JOINs are a different mental model
Coming from a row store, you reach for JOINs by reflex. ClickHouse will do them, and it has gotten better at them, but the engine is built for one wide, denormalized table that you scan brutally fast, not for stitching five normal-form tables together at query time. The default JOIN loads the right-hand side into memory, so a join against anything large is a memory event, not a query.
What worked was denormalizing on the way in. Fold the dimensions you filter and group by into the event table at ingest, so that read time is a single scan with no stitching. When we did need to enrich against a smallish reference table, we kept it as a dictionary, which ClickHouse holds in memory and looks up with dictGet for the cost of a hash probe instead of a join. The mental shift is the hard part. You are trading the storage you save by normalizing for the speed you gain by not joining, and at this scale that trade is not close.
Inserts are eventually consistent, and that surprises people
You insert a batch. You immediately query for it. It is not there yet, or only some of it is. Nobody did anything wrong. ClickHouse writes inserts as parts and merges them in the background, and replication across nodes is asynchronous by default, so “I just wrote it” and “I can read it everywhere” are two different moments in time. For analytics this is almost always fine, because you are looking at aggregates over billions of rows and a few seconds of lag in the tail does not move the chart. For anything where a human writes a value and expects to see it back on the next screen, it is a trap. We learned to insert in fat batches on a steady cadence through a buffer, never row by row from application code, and to stop expecting read-your-write the instant the insert returned.

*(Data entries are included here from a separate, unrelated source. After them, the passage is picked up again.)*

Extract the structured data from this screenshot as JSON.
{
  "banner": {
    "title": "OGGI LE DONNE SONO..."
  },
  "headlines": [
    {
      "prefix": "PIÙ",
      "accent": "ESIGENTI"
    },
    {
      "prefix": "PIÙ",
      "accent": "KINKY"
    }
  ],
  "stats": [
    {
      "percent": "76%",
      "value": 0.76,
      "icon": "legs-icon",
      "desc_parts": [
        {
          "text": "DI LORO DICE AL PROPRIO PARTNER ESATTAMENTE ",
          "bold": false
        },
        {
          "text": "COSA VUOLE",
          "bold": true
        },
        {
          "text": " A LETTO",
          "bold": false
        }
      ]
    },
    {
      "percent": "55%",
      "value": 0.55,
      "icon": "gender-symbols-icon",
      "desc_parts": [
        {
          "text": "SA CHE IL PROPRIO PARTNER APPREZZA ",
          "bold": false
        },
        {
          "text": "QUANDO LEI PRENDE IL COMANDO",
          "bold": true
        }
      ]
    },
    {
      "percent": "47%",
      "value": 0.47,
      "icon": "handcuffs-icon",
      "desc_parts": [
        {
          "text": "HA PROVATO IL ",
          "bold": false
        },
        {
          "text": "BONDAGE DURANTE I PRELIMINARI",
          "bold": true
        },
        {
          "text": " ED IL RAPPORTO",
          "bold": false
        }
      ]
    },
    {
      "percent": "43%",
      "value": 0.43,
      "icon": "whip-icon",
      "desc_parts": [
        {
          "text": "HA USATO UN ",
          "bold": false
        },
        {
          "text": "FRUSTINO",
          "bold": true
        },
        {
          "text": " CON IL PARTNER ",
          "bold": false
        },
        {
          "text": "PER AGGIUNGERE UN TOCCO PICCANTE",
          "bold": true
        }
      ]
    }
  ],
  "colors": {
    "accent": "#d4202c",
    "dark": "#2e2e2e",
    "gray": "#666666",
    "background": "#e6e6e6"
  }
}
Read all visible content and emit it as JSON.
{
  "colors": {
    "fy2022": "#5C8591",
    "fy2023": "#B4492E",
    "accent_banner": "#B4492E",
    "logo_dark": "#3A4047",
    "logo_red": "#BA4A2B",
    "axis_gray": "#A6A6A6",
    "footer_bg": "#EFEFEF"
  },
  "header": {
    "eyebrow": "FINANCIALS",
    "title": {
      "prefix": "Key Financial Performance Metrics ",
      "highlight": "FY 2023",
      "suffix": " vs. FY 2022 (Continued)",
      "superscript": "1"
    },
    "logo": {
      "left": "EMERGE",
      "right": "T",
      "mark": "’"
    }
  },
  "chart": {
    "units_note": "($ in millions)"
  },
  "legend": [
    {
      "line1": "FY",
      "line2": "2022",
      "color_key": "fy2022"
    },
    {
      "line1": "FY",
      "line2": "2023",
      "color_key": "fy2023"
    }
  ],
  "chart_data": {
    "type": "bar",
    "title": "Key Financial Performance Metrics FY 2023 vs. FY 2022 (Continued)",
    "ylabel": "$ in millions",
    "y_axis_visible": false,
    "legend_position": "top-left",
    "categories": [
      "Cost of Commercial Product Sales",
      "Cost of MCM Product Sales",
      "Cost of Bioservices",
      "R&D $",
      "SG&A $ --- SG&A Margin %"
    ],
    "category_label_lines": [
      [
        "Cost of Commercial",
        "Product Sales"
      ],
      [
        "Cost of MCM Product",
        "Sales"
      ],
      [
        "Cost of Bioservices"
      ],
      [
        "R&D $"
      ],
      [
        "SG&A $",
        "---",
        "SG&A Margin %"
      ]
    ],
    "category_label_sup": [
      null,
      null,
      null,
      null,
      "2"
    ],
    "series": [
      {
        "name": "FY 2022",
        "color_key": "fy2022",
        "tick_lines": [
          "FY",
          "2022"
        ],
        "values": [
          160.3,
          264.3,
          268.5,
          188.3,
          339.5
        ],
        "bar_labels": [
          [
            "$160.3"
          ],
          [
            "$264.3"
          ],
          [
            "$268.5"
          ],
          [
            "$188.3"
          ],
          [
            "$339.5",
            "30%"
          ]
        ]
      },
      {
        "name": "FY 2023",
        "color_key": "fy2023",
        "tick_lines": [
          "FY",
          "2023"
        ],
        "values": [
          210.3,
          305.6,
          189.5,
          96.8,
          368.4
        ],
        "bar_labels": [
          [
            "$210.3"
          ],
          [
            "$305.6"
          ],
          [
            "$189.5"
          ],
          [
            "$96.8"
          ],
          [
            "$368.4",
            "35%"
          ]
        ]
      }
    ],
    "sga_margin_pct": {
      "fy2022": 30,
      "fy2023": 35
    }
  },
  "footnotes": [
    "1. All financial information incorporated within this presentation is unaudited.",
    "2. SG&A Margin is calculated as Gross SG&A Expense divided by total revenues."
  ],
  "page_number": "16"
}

The ops learning curve is real
You also inherit a system that fails in its own dialect. Merges fall behind under heavy insert load and parts pile up until the cluster complains it has too many of them. Mutations queue up quietly and you only notice when one has been chewing for hours. Memory limits bite mid-query because a JOIN or a GROUP BY on high cardinality tried to materialize more than the box had. None of this is exotic once you have lived with it, but on day one it is a new vocabulary of failure, and your Postgres instincts will point you at the wrong cause every time. Budget for a person to actually learn the engine. The savings are real, but they are not free, and pretending the ops cost is zero is how teams turn a win into an incident.
So was it worth it
Yes, and it was not close. For the analytics shape, scan a lot, aggregate hard, filter on a known prefix, ClickHouse gave us speed the warehouse could not touch at a cost that made the migration pay for itself fast. But every bit of that win came from designing to its grain: append instead of update, denormalize instead of join, order the table by how you query it, and accept that consistency is eventual. The teams that get burned are the ones that lift their Postgres schema across unchanged and wait for the magic. The magic is conditional. It is all in the ORDER BY.